How then do we find proof for the existence of these pathways? Well, I use a method by (our collaborator) dr. Andy Dahl that’s called Coordinated Epistasis(CE). The concept of CE is that we can partition the genome randomly under the infinitesimal model assumption, and thereby somewhat correctly, partition the genome into the pathways that we need. We then create polygenic risk scores (PRS) of those pathway partitions. And we can create an additive model where these Polygenic risk scores don’t interact. Or we create a model where they do interact. We then compare these two models with a log-likelyhood-ratio test to see whether either of them predicts the phenotype better. If they are significant, so if the interaction model predicts better, then we can have a look at the interaction effect coefficient. And that coefficient will tell us if it’s an antagonistic or synergistic interaction.
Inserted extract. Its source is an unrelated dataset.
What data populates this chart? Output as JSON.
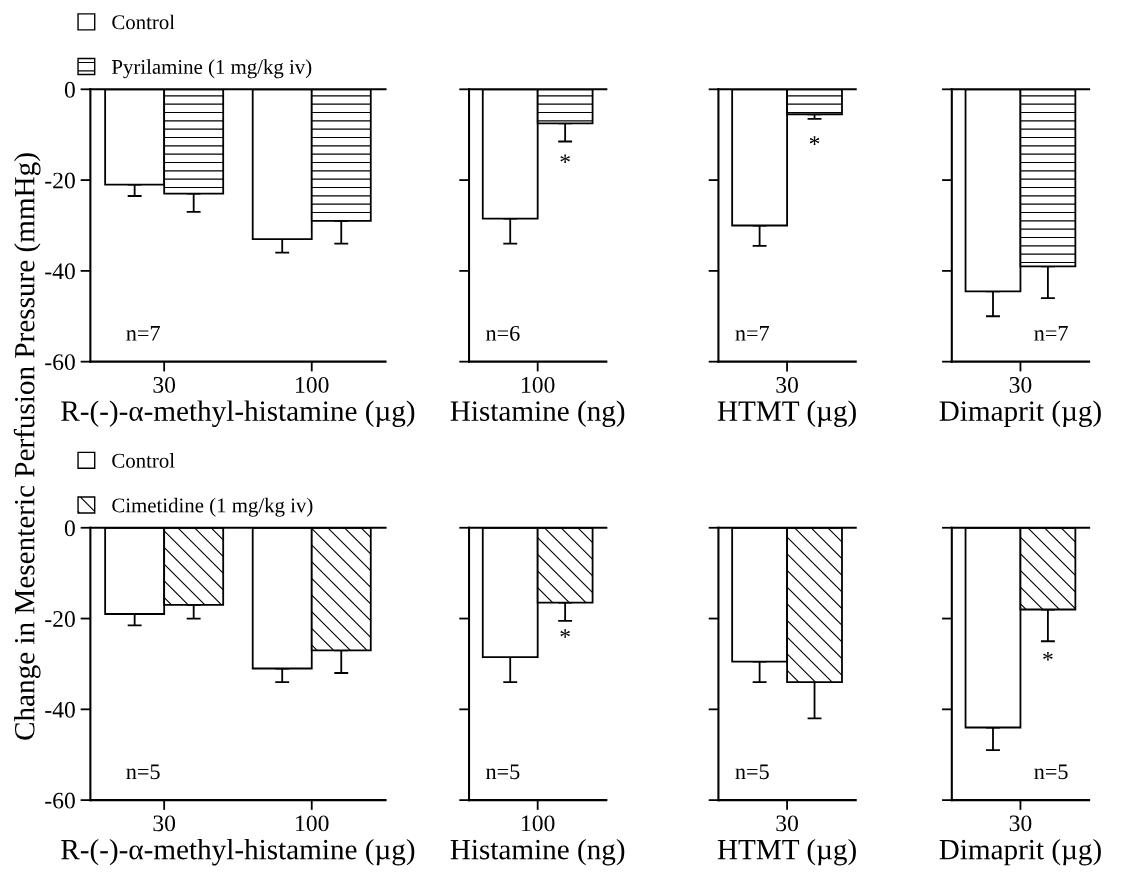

The way that we use this is that if we find significant negative interaction, subtypes exist, because the pathways are reducing each other’s power on the phenotype compared to when they individually act on it. First we search for any interaction in the phenotype so we make per-chormosome PRSs and interact those with each other. And we find significant interaction. We do this with the symptoms as well and we find significant interactions there as well. Now what was surprising to us is that if you do the even odd split, where you take 11 odd chromosomes and 11 even chromosomes into your PRS and you interact those with each other, you will get different gamma estimates then if you take the chromosome-specific PRS and interact those with each other.

To investigate this we make a hundred random partitions like the even odd partition, but we take 11 random chromosomes for both PRSs and make interaction models for them. Repeating that 100 times means that we get a hundred gammas. Which then make a distribution of gammas.

At the moment, we’re not quite certain what that means. So we are actively investigating the effects that act upon this distribution. And also whether the chromosome PRS is have a distribution themselves. And how those distributions align with each other.

A great thing about CGSI is that the talks are available on youtube afterwards! From the first-week talks, I highly recommend the interested reader to listen to these three talks that were most memorable and interesting to me: Jon November on Sardinian population history, Jonathan Flint on the Genetics of Depression and Melissa Gymrek on analyzing tandem repeats.

John November

Jonathan Flint

Melissa Gymrek

The second week, or middle week, slowed down a bit. There were fewer talks and the Wednesday was free to let us recover, recharge and enjoy the city. One such activity was a concert at the Hollywood bowl, a yearly tradition.

From talks that were given this week I recommend listening to Dr. Na Cai speak about phenotype imputation to optimize power in biobanks, Dr. Nick Mancuso if you’re up for a mathematical challenge and Rayan Chickhi for his engaging explanations and pretty graphs.

Na Cai

Nick Mancuso

Rayan Chikhi

Last but not least, the second short program: the last week of the summer school. This week included some more networking, and social events similar to those of the first week. And ofcourse a few more talks. My two top picks here are by Dr. Eimar Kenny speaking on population genetics and our responsibility to make methods unbiased, and Bogdan Pasanuic on using large-scale biobank data.

Eimar Kennu

Bogdan Pasanuic

The exposure to so much science from different areas within computational genetics was enlightening. I remember reading a paper afterwards in record time, simply because I could better understand how science communicated. Also, making research friends through networking made for life-long connections with peers.

I can’t do anything else than highly recommend the experience to all PhD students within the field and thank the organizers for inviting Lianyun and me to participate.